Given the restrictions of our study design, we cannot comment on how often these movements are present in patients with early parkinsonism. Based on our clinical observations, however, we have been impressed that when carefully sought, they are evident in most patients with asymmetrical clinical features. We have also found that their absence is a useful feature in patients with very asymmetrical or unilateral psychogenic parkinsonism. The natural evolution of MM is uncertain. Our results would predict that the increasing symmetry of disease with longer disease duration should progressively decrease their presence. A longitudinal study will be needed to establish the effect of disease progression and dopaminergic treatment on the mirroring phenomenon. However, in later stage parkinsonism, levodopa induced dyskinesias may impair the assessment of the presence of MM, especially because dyskinesias tend to occur earlier in the most affected side.
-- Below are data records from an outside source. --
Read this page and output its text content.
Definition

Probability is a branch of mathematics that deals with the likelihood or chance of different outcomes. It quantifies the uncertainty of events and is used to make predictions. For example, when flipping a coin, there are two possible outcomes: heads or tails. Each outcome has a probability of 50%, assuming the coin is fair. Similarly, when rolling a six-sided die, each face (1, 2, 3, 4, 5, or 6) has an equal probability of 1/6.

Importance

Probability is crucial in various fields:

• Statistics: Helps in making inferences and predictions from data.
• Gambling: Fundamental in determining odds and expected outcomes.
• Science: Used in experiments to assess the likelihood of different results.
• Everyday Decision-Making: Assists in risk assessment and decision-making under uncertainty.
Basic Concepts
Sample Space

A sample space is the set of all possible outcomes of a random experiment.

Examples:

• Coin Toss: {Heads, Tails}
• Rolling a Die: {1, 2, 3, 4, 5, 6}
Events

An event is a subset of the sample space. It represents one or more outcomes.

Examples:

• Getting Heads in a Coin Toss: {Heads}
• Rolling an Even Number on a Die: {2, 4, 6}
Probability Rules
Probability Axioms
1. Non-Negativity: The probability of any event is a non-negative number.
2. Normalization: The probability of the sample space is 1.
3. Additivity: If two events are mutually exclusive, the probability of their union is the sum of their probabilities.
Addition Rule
Here, “overflow” dyskinesias induced by activation of the other limb may confound the mirroring phenomenology. We are also unable to comment on the prognostic relevance that MM might have. All patients in our study had a diagnosis of PD and some were subsequently confirmed to have an adequate response to levodopa or dopamine agonists. However, sufficiently longterm follow up would have been required to exclude other causes of parkinsonism. It is our impression that MM correlate with clinical asymmetry and not with diagnosis because we have also seen MM in patients with asymmetric parkinsonism caused by multiple system atrophy.
In summary, MM of the unaffected or less affected hand and foot are a feature of relatively mild asymmetrical parkinsonism, especially dominated by rigidity. Further studies may shed light on the potential value of MM in categorising and staging patients with early parkinsonism.